19. The method of claim 17, wherein tracking invalidating accesses to lines in a shared memory comprises: storing a load entry in a load table for each line in the shared memory loaded during execution of the first transaction, each load entry comprising a representation of an address associated with the line loaded and an invalidating access field to (1) store a first value, upon storing the load entry in the load table to represent that no invalidating access has occurred during execution of the first transaction and (2) store a second value, if an invalidating access occurred during execution of the first transaction.

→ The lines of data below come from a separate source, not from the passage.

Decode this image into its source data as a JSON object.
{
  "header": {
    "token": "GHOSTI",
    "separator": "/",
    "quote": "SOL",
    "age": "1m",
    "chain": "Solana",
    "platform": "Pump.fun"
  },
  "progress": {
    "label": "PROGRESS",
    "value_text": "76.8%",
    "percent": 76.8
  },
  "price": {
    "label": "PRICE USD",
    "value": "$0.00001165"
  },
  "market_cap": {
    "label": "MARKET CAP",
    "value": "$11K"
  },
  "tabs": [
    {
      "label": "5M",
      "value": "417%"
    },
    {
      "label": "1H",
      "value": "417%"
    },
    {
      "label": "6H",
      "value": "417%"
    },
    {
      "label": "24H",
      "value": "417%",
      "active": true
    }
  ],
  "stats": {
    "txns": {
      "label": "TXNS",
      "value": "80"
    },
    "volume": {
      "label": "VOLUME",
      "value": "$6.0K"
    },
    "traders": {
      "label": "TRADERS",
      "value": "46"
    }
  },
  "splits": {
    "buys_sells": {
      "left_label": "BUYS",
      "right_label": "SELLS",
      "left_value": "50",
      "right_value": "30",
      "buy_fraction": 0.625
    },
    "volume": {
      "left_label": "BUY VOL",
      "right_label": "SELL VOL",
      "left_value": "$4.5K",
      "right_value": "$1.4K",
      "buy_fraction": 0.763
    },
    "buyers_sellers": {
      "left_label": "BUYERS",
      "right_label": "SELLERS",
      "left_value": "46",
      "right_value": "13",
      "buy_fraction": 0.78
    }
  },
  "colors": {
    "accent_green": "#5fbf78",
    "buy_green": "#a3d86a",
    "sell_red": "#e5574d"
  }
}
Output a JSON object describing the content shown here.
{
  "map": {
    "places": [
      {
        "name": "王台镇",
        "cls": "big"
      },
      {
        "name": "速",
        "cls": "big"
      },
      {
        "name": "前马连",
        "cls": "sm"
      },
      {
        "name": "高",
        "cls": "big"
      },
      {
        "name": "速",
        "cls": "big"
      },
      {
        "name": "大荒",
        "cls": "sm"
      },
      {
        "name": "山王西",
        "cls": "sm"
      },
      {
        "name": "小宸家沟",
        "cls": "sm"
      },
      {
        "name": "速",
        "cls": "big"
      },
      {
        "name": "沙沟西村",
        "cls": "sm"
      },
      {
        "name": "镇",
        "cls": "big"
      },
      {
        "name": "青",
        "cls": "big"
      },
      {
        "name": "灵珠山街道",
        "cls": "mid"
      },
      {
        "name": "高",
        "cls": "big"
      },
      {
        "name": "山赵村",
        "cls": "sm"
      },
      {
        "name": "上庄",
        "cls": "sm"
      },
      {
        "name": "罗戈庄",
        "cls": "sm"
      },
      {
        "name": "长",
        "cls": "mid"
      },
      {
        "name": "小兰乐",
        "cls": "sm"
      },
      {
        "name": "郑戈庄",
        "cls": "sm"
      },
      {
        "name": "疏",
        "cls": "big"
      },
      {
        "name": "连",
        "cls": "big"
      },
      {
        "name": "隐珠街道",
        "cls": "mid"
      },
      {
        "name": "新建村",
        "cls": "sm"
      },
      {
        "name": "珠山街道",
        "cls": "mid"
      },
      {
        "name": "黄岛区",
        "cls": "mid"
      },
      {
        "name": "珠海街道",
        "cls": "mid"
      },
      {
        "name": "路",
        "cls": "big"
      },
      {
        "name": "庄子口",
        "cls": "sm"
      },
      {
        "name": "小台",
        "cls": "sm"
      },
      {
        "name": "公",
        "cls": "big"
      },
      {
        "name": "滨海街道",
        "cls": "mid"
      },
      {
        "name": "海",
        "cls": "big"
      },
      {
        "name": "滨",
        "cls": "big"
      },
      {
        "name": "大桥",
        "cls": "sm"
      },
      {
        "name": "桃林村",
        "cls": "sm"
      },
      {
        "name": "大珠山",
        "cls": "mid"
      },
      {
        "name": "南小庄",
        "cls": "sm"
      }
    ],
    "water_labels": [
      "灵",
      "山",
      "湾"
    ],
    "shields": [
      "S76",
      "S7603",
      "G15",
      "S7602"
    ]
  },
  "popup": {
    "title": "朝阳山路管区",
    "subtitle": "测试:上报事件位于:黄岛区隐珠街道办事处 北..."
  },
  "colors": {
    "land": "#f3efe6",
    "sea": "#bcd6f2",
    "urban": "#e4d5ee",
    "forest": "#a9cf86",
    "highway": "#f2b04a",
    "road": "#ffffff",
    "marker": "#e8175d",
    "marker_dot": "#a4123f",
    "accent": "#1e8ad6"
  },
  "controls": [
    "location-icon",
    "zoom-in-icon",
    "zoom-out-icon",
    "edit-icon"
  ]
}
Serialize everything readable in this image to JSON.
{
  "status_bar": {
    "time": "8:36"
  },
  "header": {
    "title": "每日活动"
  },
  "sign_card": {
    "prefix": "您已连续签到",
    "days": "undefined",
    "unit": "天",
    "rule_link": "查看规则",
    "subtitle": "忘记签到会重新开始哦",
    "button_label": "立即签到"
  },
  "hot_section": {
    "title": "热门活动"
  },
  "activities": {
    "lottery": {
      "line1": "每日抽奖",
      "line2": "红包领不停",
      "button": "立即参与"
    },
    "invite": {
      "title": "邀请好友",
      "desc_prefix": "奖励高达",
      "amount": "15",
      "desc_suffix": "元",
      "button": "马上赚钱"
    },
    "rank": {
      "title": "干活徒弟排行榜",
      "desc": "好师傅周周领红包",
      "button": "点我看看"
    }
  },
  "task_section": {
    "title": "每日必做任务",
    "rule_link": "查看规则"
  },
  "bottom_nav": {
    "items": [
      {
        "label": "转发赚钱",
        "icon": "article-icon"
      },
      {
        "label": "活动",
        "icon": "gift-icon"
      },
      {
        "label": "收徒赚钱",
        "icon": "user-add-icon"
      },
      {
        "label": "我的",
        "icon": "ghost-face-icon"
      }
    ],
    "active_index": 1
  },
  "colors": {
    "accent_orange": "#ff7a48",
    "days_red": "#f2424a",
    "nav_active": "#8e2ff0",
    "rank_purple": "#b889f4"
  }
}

20. The method of claim 19, wherein tracking invalidating accesses to lines in a shared memory further comprises: storing a write entry in a write table for each line in the shared memory that is to be written to at the end of executing the first transaction, each write entry comprising a representation of a physical address associated with the line to be written to, a data field, and an invalidating access field to (1) store a first value, upon storing the load entry in the load table to represent that no invalidating access has occurred during execution of the first transaction and (2) store a second value, if an invalidating access occurred during execution of the first transaction.

21. The method of claim 20, wherein each write entry and each load entry further comprises a length field for storing the length of the line loaded or the line to be written.

22. The method of claim 20, wherein the length of each line loaded and each line to be written to is implicit in the design of the processor.

23. The method of claim 17, further comprising biasing input registers used during execution of the first transaction from receiving new data.

24. The method of claim 23, further comprising spilling a first input register's contents to a second register, if the first input register is re-used during execution of the first transaction.

25. The method of claim 24, further comprising refilling the first input register with the contents stored in the second register upon speculatively re-executing the transaction.